BY MELANIE FARRELL
Prior to working at The MICA Project, I thought I knew what it meant to fight hate. Hate, I believed, was something that could simply be combatted with kindness. It was one or the other. No compromise.
While I still believe this to be partly true, I now see more additions to this duality. Hate is powerful. It is far easier to hate than it is to love. And it is also is far easier to identify acts of kindness than it is to admit the systemic hate in this country. Hate is ingrained in our society. It’s something that we’re so accustomed to that many of us don’t even need words to identify it.
But, we should use words. We need to define hate when we see it, and take action to resolve it.
On September 5th, the Trump administration made the formal announcement that DACA will be phased out over the next few months. With this action in place, roughly 800,000 young people will be affected. DACA allows these individuals to work, to go to school, and to support their families. “These courageous people gave the government all of their personal information, paid government fees, went through background checks, and submitted stacks of evidence to prove their eligibility. Now, the government is turning its back on them (mica-project.org).”

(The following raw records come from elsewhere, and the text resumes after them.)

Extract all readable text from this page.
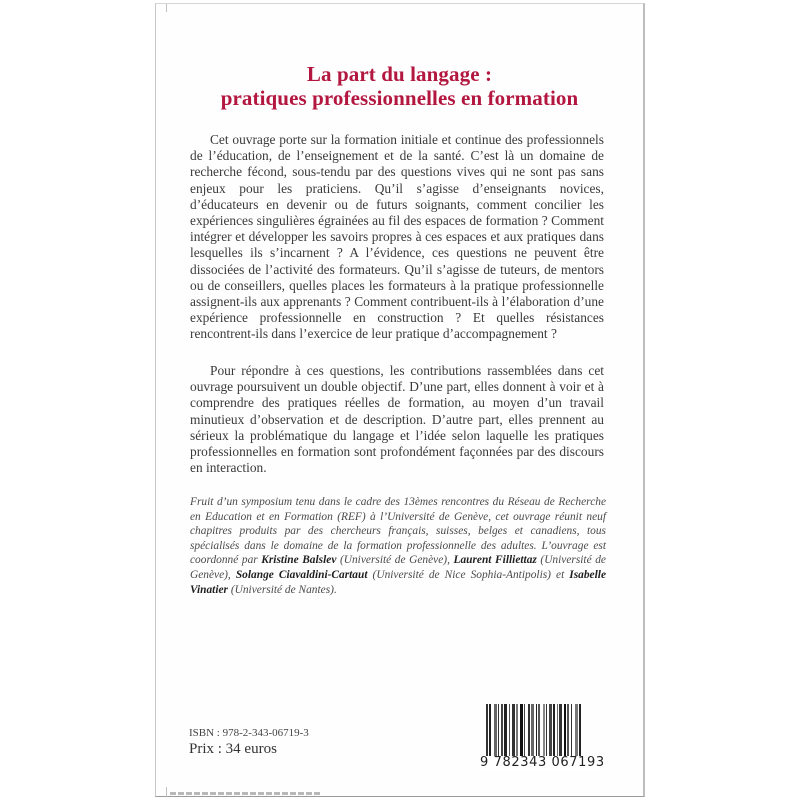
La part du langage :
pratiques professionnelles en formation
Cet ouvrage porte sur la formation initiale et continue des professionnels de l’éducation, de l’enseignement et de la santé. C’est là un domaine de recherche fécond, sous-tendu par des questions vives qui ne sont pas sans enjeux pour les praticiens. Qu’il s’agisse d’enseignants novices, d’éducateurs en devenir ou de futurs soignants, comment concilier les expériences singulières égrainées au fil des espaces de formation ? Comment intégrer et développer les savoirs propres à ces espaces et aux pratiques dans lesquelles ils s’incarnent ? A l’évidence, ces questions ne peuvent être dissociées de l’activité des formateurs. Qu’il s’agisse de tuteurs, de mentors ou de conseillers, quelles places les formateurs à la pratique professionnelle assignent-ils aux apprenants ? Comment contribuent-ils à l’élaboration d’une expérience professionnelle en construction ? Et quelles résistances rencontrent-ils dans l’exercice de leur pratique d’accompagnement ?
Pour répondre à ces questions, les contributions rassemblées dans cet ouvrage poursuivent un double objectif. D’une part, elles donnent à voir et à comprendre des pratiques réelles de formation, au moyen d’un travail minutieux d’observation et de description. D’autre part, elles prennent au sérieux la problématique du langage et l’idée selon laquelle les pratiques professionnelles en formation sont profondément façonnées par des discours en interaction.
Fruit d’un symposium tenu dans le cadre des 13èmes rencontres du Réseau de Recherche en Education et en Formation (REF) à l’Université de Genève, cet ouvrage réunit neuf chapitres produits par des chercheurs français, suisses, belges et canadiens, tous spécialisés dans le domaine de la formation professionnelle des adultes. L’ouvrage est coordonné par Kristine Balslev (Université de Genève), Laurent Filliettaz (Université de Genève), Solange Ciavaldini-Cartaut (Université de Nice Sophia-Antipolis) et Isabelle Vinatier (Université de Nantes).
ISBN : 978-2-343-06719-3
Prix : 34 euros
9 782343 067193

Without a minute to spare, The MICA Project quickly sprung into action. We reached out to local community members and organized DACA informational sessions and renewal clinics. Behind the scenes, we were also searching through our client files to allocate all of our DACA clients. The staff then jointly spent the duration of the next few days calling each client individually to express that we weren’t going anywhere, and that we would update them as often as possible with any important information.
A couple weeks following, MICA co-sponsored a DACA Renewal Clinic. At this particular event, I was able to take part in much of the planning process. I created a flier that was circulated among different immigrant advocacy organizations in the St. Louis area, and also helped in the scheduling of volunteers and attorneys for the event.
The day of the clinic, I worked alongside the MICA attorneys to ensure that all needs were being met. I did this by creating volunteer tasks and giving out responsibilities to help the flow of work throughout the day. Unfortunately, the amount of DACA clients that are eligible for renewal is limited, so our work for the day was only focused on small group of individuals.
To be frank, it’s pretty easy to feel defeated in this line of work. It’s easy to look at the world around you and see so much bigotry and feel helpless. It’s not easy to spend weeks working toward a goal that is virtually unattainable. We fight, fight, and fight. But to what end?
Whenever these thoughts cross my mind, all I have to do is look up from my desk. I see attorneys seeing client after client. I see interns running to make copies in order to prepare for a looming deadline. I see staff members calling multiple clients a day to hear their stories, and offer different legal options that could help them.
The truth of the matter is that it IS hard some days. But, everyday I see people stepping up in so many ways. Even when those in charge fail us.
El odio no tiene hogar aquí. Hate has no home here.
Now is not the time to be silent. Be kind to others. Stay informed. Find ways to take action. And speak out against hate when you see it.
I am forever grateful to Loretto for presenting me with this opportunity to play my part.
Melanie Farrell is from Warrington, PA and graduated from James Madison University in Virginia in 2017 with a B.S. in Writing, Rhetoric, and Technical Communication. She also has minors in Communication Studies and Humanitarian Affairs. During her time in college, Melanie served alongside various communities, specifically working with survivors and victims of human trafficking. She is an avid coffee-drinker and lover of writing. She also enjoys reading mystery novels and playing with dogs. This year Melanie is working with M.I.C.A. Project, an organization committed to working with low-income immigrants to overcome barriers to justice in St. Louis, MO.